Does a finite group has subgroups of order of all divisors of its order?

Question

If G is a group of order d, then does there exist a subgroup of order c for all divisors c of d? I cannot find a proper countetexample. Could anyone provide me with one?

Answer 1

The alternating group $A_4$ has no subgroup of order $6.$

More examples are the alternating groups $A_n$ for $n \ge 5$ which are known to be simple. So they can have no subgroup of half their order, since a subgroup of index $2$ is normal.

Answer 2

Such group is called CLT (Converse of Lagrange Theorem) group. One can prove that any nilpotent group is a CLT group. Also, for any $n\geq 5$, $S_{n}$ is not a CLT group. (For the proof, see here.)

Answer 3

In fact, there is a result due to Bray that all supersolvable finite groups are CLT, and all CLT groups are solvable. See https://msp.org/pjm/1968/27-2/pjm-v27-n2-p02-p.pdf .

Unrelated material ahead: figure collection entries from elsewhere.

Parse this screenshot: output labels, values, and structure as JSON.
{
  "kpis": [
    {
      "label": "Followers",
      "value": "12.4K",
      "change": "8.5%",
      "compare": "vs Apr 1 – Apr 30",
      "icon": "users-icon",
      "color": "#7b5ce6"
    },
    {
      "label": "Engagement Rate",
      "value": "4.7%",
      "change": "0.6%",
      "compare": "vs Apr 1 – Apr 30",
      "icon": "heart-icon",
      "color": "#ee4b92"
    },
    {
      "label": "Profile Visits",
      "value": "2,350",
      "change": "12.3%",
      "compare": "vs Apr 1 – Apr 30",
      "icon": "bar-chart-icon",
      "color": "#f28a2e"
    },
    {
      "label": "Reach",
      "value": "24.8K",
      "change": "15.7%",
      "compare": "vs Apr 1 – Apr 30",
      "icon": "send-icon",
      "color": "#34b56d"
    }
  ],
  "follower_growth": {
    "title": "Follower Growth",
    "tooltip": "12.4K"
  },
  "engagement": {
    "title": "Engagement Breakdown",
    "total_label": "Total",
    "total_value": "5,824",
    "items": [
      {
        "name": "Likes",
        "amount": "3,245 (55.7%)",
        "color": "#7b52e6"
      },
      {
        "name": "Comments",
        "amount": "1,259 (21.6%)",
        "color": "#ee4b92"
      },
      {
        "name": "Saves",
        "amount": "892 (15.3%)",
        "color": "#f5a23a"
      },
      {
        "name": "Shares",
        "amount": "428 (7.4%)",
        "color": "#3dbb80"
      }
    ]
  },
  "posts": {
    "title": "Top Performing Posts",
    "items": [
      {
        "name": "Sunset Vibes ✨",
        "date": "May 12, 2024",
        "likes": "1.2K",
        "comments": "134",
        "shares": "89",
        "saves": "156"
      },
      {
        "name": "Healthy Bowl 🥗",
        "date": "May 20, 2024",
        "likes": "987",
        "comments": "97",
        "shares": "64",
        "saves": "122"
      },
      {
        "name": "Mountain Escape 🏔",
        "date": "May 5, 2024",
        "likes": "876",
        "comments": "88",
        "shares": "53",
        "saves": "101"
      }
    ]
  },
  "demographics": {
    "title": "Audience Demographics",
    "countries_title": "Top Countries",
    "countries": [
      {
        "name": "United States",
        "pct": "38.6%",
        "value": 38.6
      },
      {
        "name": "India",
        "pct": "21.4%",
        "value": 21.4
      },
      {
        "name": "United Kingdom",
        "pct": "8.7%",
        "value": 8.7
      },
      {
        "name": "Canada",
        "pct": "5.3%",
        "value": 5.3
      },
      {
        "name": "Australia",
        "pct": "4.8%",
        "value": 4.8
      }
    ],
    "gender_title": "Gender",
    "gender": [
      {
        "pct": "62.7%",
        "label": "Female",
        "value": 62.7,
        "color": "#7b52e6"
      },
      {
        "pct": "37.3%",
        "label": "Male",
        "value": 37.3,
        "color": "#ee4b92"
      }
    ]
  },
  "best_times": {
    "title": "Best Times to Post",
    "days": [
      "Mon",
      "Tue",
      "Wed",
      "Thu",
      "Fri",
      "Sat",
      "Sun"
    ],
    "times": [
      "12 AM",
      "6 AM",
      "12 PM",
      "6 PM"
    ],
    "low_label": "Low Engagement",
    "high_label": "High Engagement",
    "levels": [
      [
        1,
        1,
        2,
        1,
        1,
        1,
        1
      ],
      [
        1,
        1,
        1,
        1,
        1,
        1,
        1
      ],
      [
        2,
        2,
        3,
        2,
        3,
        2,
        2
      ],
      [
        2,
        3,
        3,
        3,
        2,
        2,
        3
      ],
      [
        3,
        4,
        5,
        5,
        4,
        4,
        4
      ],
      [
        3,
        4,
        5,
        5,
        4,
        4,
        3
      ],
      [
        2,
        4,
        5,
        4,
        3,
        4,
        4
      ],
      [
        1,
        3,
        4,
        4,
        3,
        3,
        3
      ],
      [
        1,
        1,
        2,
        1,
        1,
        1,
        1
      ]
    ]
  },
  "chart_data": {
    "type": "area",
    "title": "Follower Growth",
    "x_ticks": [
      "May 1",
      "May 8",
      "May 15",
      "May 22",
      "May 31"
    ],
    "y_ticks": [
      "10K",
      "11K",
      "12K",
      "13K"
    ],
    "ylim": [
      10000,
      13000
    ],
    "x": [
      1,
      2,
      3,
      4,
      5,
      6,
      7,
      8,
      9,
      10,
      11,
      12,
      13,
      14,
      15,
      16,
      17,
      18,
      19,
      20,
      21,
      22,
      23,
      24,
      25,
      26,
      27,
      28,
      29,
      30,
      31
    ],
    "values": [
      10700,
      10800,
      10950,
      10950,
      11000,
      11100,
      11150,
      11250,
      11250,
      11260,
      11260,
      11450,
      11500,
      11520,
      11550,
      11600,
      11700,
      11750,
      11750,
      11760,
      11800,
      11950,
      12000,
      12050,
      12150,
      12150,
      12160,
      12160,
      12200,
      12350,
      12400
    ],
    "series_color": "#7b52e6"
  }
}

The inclusions are strict since $A_4$ is solvable but not CLT and $S_4$ is CLT but not supersolvable.

(Note that a "supersolvable" group is a group with a normal series with cyclic factors such that every group in the series is normal in the whole group. For a finite group, this means its chief series has cyclic factor groups of prime order, the chief series being a normal series of normal subgroups that cannot be refined. In general, solvable finite groups have chief series with elementary abelian factors, but they need not be cyclic.)